4.7 Os Curadores Consagrados ou Almas Santas: Padre Ibiapina, Frei Damião e o Padre Cícero

4.7.1 Padre Ibiapina, o “Apóstolo da Caridade”

Entre esses padres do Povo, vêm os missionários errantes, dos quais Ibiapina, avultando por um tirocínio mais longo, e por uma ação mais pura, original, e brilhante, é, sem dúvida, o maior do Nordeste. Antes dele, não

temos à vista nenhum que se pareça. Não nos consta, depois, outro com tão ardente e exclusivista vocação, de apostolo e educador.

(MARIZ, 1980VIII, apud CARVALHO 2007:11).
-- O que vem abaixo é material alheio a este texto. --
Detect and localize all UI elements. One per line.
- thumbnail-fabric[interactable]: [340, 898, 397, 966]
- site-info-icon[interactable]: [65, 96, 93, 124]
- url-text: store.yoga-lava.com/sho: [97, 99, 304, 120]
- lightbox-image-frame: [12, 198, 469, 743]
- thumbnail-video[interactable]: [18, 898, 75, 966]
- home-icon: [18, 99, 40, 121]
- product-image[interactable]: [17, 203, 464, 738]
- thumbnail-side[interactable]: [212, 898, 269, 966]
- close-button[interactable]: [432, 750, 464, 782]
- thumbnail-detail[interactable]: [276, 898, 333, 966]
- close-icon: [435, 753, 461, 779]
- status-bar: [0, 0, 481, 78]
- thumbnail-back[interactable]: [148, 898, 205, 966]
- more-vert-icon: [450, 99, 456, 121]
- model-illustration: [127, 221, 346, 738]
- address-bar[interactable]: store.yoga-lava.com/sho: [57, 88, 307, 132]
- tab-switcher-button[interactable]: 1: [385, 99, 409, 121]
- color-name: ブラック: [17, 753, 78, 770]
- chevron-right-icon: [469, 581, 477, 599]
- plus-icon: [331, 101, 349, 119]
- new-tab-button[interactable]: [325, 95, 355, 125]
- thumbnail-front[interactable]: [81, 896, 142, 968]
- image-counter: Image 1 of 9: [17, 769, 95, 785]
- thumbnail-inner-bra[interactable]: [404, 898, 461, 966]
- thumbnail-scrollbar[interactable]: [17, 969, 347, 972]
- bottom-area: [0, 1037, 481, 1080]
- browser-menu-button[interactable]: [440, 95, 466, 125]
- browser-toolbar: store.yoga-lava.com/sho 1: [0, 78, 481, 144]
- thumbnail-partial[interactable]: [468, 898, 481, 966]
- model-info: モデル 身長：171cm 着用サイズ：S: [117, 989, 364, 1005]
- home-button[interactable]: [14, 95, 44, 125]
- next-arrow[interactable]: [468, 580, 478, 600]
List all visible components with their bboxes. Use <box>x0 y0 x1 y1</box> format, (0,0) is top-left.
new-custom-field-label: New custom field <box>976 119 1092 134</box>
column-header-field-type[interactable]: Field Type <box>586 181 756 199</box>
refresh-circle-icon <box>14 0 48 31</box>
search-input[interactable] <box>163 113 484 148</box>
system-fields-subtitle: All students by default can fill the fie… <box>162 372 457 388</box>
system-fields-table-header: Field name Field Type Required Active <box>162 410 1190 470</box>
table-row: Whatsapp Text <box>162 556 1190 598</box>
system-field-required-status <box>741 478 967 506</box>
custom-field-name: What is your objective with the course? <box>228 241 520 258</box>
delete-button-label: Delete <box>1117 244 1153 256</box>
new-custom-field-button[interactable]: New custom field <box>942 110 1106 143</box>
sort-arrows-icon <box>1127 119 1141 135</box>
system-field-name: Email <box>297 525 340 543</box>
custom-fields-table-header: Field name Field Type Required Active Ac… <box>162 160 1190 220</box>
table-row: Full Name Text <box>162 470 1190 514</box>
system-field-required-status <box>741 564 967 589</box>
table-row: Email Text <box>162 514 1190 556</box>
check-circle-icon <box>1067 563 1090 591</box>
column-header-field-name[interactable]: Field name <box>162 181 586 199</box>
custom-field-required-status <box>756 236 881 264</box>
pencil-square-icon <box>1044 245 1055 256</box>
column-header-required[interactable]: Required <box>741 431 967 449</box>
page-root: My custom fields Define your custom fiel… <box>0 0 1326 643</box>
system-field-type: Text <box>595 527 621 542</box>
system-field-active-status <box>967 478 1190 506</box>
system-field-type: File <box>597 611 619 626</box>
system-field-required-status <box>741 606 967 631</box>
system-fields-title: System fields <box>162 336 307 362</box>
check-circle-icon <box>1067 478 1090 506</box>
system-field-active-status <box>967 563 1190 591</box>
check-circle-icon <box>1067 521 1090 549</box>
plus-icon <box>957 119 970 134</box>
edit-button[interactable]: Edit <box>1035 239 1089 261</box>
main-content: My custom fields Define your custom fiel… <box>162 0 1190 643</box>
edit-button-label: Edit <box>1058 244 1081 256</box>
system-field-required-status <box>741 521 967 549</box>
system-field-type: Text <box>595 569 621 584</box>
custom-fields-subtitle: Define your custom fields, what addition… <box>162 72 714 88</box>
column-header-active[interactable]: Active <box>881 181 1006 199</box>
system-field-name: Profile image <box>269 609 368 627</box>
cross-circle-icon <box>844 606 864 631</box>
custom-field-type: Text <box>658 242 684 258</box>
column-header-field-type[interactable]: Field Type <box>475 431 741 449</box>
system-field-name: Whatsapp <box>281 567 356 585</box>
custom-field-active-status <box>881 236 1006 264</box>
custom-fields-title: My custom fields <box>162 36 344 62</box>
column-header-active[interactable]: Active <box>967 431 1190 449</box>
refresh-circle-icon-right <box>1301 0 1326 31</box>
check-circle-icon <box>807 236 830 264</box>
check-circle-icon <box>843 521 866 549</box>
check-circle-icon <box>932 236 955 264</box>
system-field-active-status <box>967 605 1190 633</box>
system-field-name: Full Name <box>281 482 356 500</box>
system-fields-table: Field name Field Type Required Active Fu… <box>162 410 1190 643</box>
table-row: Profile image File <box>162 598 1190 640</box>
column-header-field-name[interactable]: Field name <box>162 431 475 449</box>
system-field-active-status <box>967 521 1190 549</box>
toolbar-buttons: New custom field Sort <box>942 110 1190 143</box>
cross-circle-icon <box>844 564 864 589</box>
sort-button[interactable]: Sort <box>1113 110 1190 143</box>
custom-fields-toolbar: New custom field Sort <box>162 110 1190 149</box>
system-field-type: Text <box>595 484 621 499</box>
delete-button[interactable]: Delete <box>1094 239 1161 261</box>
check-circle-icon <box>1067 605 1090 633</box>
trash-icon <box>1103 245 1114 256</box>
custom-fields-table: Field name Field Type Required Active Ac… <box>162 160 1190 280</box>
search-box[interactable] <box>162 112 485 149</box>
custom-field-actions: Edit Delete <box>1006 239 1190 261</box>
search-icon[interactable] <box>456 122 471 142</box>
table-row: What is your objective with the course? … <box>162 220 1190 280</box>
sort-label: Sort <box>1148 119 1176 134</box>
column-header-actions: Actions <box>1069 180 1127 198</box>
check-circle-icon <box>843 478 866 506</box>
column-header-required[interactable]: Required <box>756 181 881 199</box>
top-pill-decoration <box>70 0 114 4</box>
Muito já se produziu a respeito da vida e obra do Padre Ibiapina.99 A constatação de padre “milagreiro” entre a população católica não é algo novo. De acordo com a documentação escrita, esse homem realizou muitos milagres, ainda em vida. Veras (2009) descreve um dos milagres ocorridos relacionado ao uso da “água das fontes de caldas”, publicado no Jornal a Voz da Religião no Cariri, em 20 de junho de 1868. Há muitas citações e referências, que infelizmente não aparecem nas publicações a seu respeito. Mas, prevalece a opinião entre os estudiosos “de” que sua função de milagreiro ocorre quando se entende que ele “atua no sentido de interceder junto a Jesus, tornando-se semelhante aos “Santos”; se constitui em provedor de curas e “milagres” entre as pessoas que a ele recorrem” (VERAS, 2009).
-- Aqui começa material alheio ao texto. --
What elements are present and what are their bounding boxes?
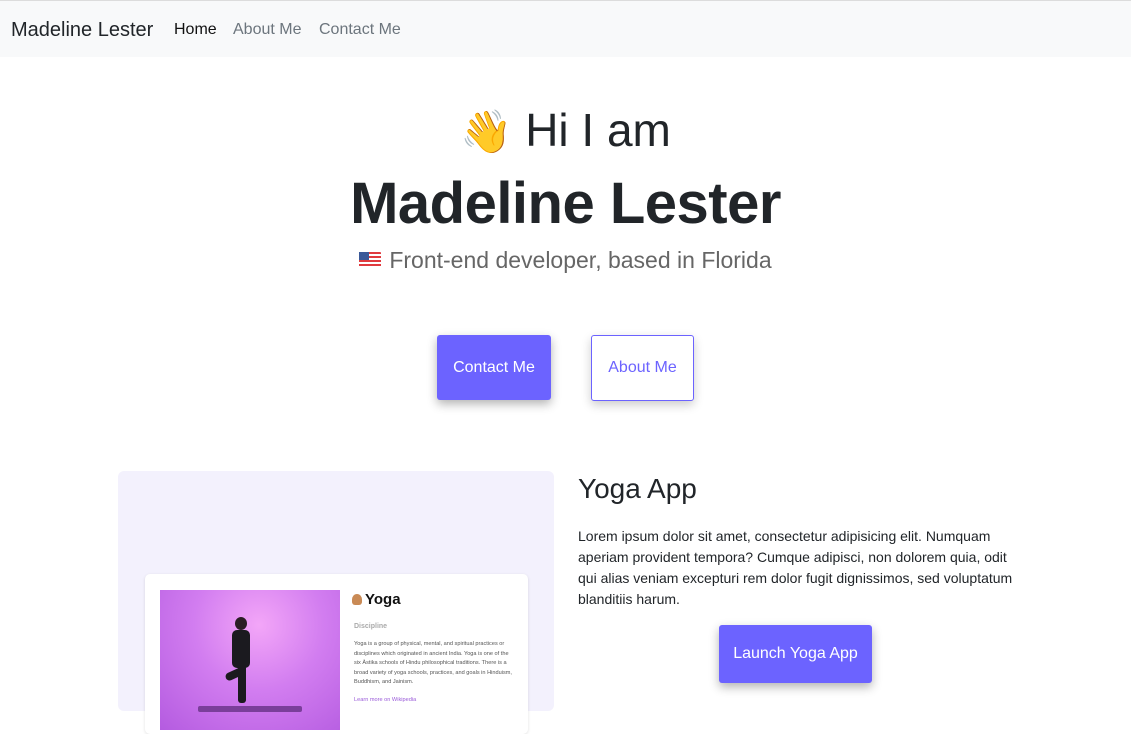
hero-greeting: 👋 Hi I am	[0, 103, 1131, 157]
project-description: Lorem ipsum dolor sit amet, consectetur …	[578, 528, 1013, 607]
about-me-button[interactable]: About Me	[591, 335, 694, 401]
hero-subtitle: Front-end developer, based in Florida	[0, 247, 1131, 274]
preview-text: Yoga is a group of physical, mental, and…	[354, 641, 512, 686]
preview-link: Learn more on Wikipedia	[354, 697, 417, 703]
preview-label: Discipline	[354, 623, 388, 630]
hero-greeting-text: Hi I am	[525, 104, 671, 156]
nav-link-home[interactable]: Home	[174, 21, 217, 39]
meditation-icon	[352, 594, 362, 605]
yoga-pose-image	[160, 590, 340, 730]
brand-link[interactable]: Madeline Lester	[11, 19, 153, 42]
waving-hand-icon: 👋	[460, 108, 513, 155]
launch-yoga-app-button[interactable]: Launch Yoga App	[719, 625, 872, 683]
preview-title: Yoga	[352, 591, 401, 608]
us-flag-icon	[359, 252, 382, 267]
navbar: Madeline Lester Home About Me Contact Me	[0, 0, 1131, 57]
project-title: Yoga App	[578, 473, 697, 504]
nav-link-contact[interactable]: Contact Me	[319, 21, 401, 39]
project-screenshot: Yoga Discipline Yoga is a group of physi…	[145, 574, 528, 734]
contact-me-button[interactable]: Contact Me	[437, 335, 551, 400]
hero-subtitle-text: Front-end developer, based in Florida	[389, 247, 772, 273]
nav-link-about[interactable]: About Me	[233, 21, 301, 39]
hero-name: Madeline Lester	[350, 171, 781, 236]
project-preview-panel: Yoga Discipline Yoga is a group of physi…	[118, 471, 554, 734]
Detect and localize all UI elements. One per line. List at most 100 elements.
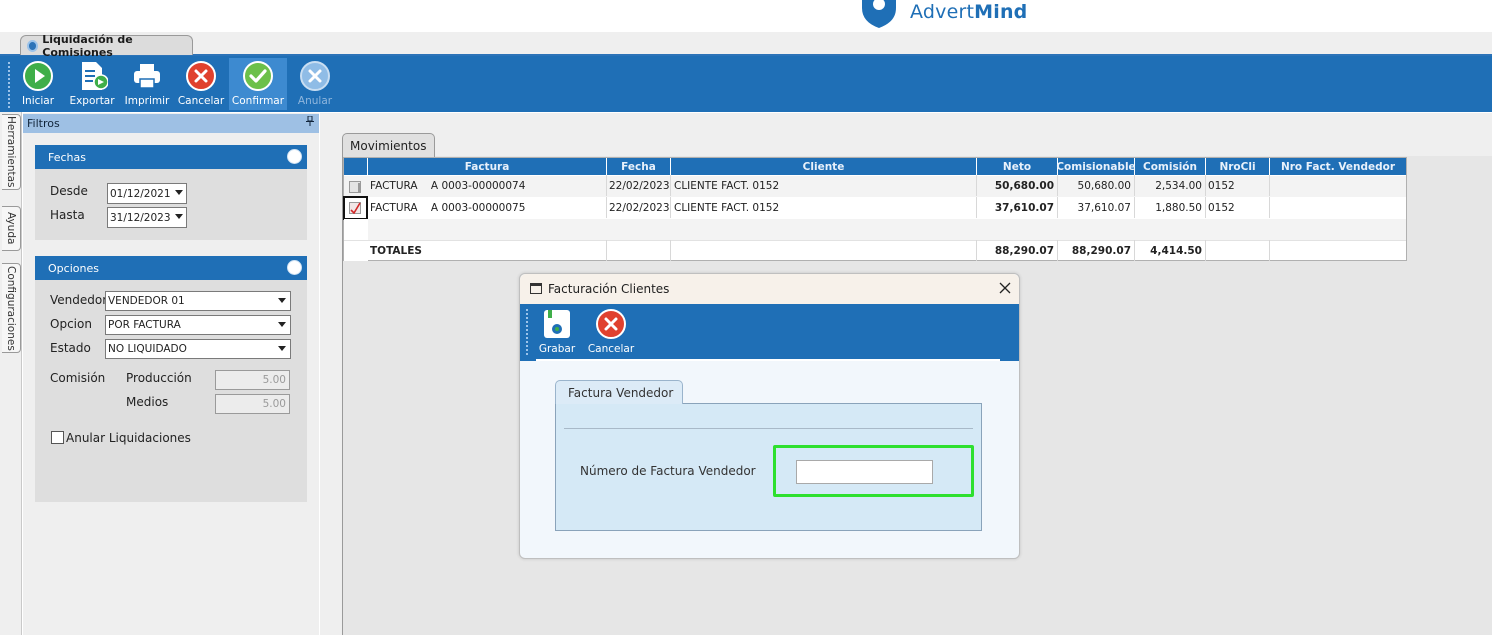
window-tab-strip [0, 32, 1492, 56]
cell-comisionable: 37,610.07 [1058, 197, 1135, 218]
play-icon [22, 60, 54, 92]
module-icon [27, 39, 39, 52]
vendedor-label: Vendedor [50, 293, 108, 307]
col-comision[interactable]: Comisión [1135, 158, 1206, 175]
side-tab-herramientas[interactable]: Herramientas [2, 114, 21, 190]
cell-nro-fact-vendedor [1270, 197, 1406, 218]
filters-header: Filtros [23, 114, 319, 133]
side-tab-ayuda[interactable]: Ayuda [2, 206, 21, 251]
row-select-icon[interactable] [349, 181, 361, 193]
col-nro-fact-vendedor[interactable]: Nro Fact. Vendedor [1270, 158, 1406, 175]
side-tab-strip [0, 112, 22, 635]
totals-neto: 88,290.07 [977, 240, 1058, 261]
chevron-down-icon [278, 298, 286, 303]
printer-icon [131, 60, 163, 92]
cell-cliente: CLIENTE FACT. 0152 [671, 197, 977, 218]
collapse-icon[interactable] [287, 260, 302, 275]
col-factura[interactable]: Factura [368, 158, 607, 175]
anular-button[interactable]: Anular [294, 58, 336, 110]
cell-neto: 50,680.00 [977, 175, 1058, 196]
iniciar-button[interactable]: Iniciar [17, 58, 59, 110]
save-icon [541, 308, 573, 340]
pin-icon[interactable] [306, 115, 314, 129]
tab-liquidacion-comisiones[interactable]: Liquidación de Comisiones [20, 33, 193, 59]
cell-comision: 2,534.00 [1135, 175, 1206, 196]
col-comisionable[interactable]: Comisionable [1056, 158, 1136, 175]
toolbar-grip[interactable] [526, 309, 529, 355]
cell-factura: FACTURA A 0003-00000075 [368, 197, 607, 218]
estado-select[interactable]: NO LIQUIDADO [105, 339, 291, 359]
cell-factura: FACTURA A 0003-00000074 [368, 175, 607, 196]
col-neto[interactable]: Neto [977, 158, 1058, 175]
opcion-label: Opcion [50, 317, 92, 331]
numero-factura-vendedor-label: Número de Factura Vendedor [580, 464, 756, 478]
cancelar-label: Cancelar [177, 95, 225, 107]
totals-empty [607, 240, 671, 261]
numero-factura-vendedor-input[interactable] [796, 460, 933, 484]
opcion-select[interactable]: POR FACTURA [105, 315, 291, 335]
cell-nrocli: 0152 [1206, 175, 1270, 196]
col-cliente[interactable]: Cliente [671, 158, 977, 175]
medios-field[interactable]: 5.00 [215, 394, 290, 414]
col-fecha[interactable]: Fecha [607, 158, 671, 175]
tab-factura-vendedor[interactable]: Factura Vendedor [555, 380, 683, 404]
chevron-down-icon [175, 214, 183, 219]
confirmar-label: Confirmar [231, 95, 285, 107]
produccion-field[interactable]: 5.00 [215, 370, 290, 390]
advertmind-logo-icon [858, 0, 900, 30]
void-icon [299, 60, 331, 92]
cell-comisionable: 50,680.00 [1058, 175, 1135, 196]
cell-cliente: CLIENTE FACT. 0152 [671, 175, 977, 196]
toolbar-grip[interactable] [8, 62, 11, 108]
app-header [0, 0, 1492, 32]
tab-label: Liquidación de Comisiones [42, 32, 133, 59]
dialog-cancelar-button[interactable]: Cancelar [586, 306, 636, 358]
grabar-label: Grabar [538, 343, 576, 355]
toolbar-separator [536, 359, 1000, 361]
desde-label: Desde [50, 184, 88, 198]
close-icon[interactable] [995, 278, 1015, 298]
imprimir-button[interactable]: Imprimir [124, 58, 170, 110]
cell-fecha: 22/02/2023 [607, 197, 671, 218]
table-row-empty [344, 219, 1406, 241]
hasta-date-picker[interactable]: 31/12/2023 [107, 207, 187, 228]
anular-liquidaciones-label: Anular Liquidaciones [66, 431, 191, 445]
grid-corner [344, 158, 368, 175]
cell-nro-fact-vendedor [1270, 175, 1406, 196]
export-icon [76, 60, 109, 92]
chevron-down-icon [278, 346, 286, 351]
grabar-button[interactable]: Grabar [536, 306, 578, 358]
totals-empty [671, 240, 977, 261]
totals-label: TOTALES [368, 240, 607, 261]
produccion-label: Producción [126, 371, 192, 385]
row-checked-icon[interactable] [349, 202, 361, 215]
side-tab-configuraciones[interactable]: Configuraciones [2, 263, 21, 353]
divider [564, 428, 973, 429]
opciones-group-header: Opciones [35, 256, 307, 280]
check-icon [242, 60, 274, 92]
cell-fecha: 22/02/2023 [607, 175, 671, 196]
cell-nrocli: 0152 [1206, 197, 1270, 218]
anular-label: Anular [297, 95, 333, 107]
window-icon [530, 283, 542, 294]
confirmar-button[interactable]: Confirmar [229, 58, 287, 110]
anular-liquidaciones-checkbox[interactable] [51, 431, 64, 444]
dialog-title-bar[interactable]: Facturación Clientes [520, 274, 1019, 304]
chevron-down-icon [278, 322, 286, 327]
totals-empty [1206, 240, 1270, 261]
vendedor-select[interactable]: VENDEDOR 01 [105, 291, 291, 311]
exportar-button[interactable]: Exportar [67, 58, 117, 110]
totals-comisionable: 88,290.07 [1058, 240, 1135, 261]
comision-label: Comisión [50, 371, 106, 385]
collapse-icon[interactable] [287, 149, 302, 164]
cancelar-button[interactable]: Cancelar [177, 58, 225, 110]
dialog-cancelar-label: Cancelar [587, 343, 635, 355]
chevron-down-icon [175, 190, 183, 195]
estado-label: Estado [50, 341, 91, 355]
cancel-icon [185, 60, 217, 92]
cell-neto: 37,610.07 [977, 197, 1058, 218]
col-nrocli[interactable]: NroCli [1206, 158, 1270, 175]
tab-movimientos[interactable]: Movimientos [342, 133, 435, 157]
exportar-label: Exportar [69, 95, 115, 107]
desde-date-picker[interactable]: 01/12/2021 [107, 183, 187, 204]
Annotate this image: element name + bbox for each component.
Ibiapina nasceu em 05 de Agosto de 1806, em Sobral, no Ceará e morreu na cidade paraibana de Solânea, em 1883, deixando uma vasta obra social. Seu processo de canonização tramita no Vaticano, tendo já recebido o título de “Servo de Deus”. José Antônio Pereira Ibiapina que num certo momento atendeu também por Pereirinha, provavelmente não imaginou que um dia seria também denominado de “Alma Santa”. Ibiapina possui uma trajetória histórica que envolve dois séculos de traços marcantes.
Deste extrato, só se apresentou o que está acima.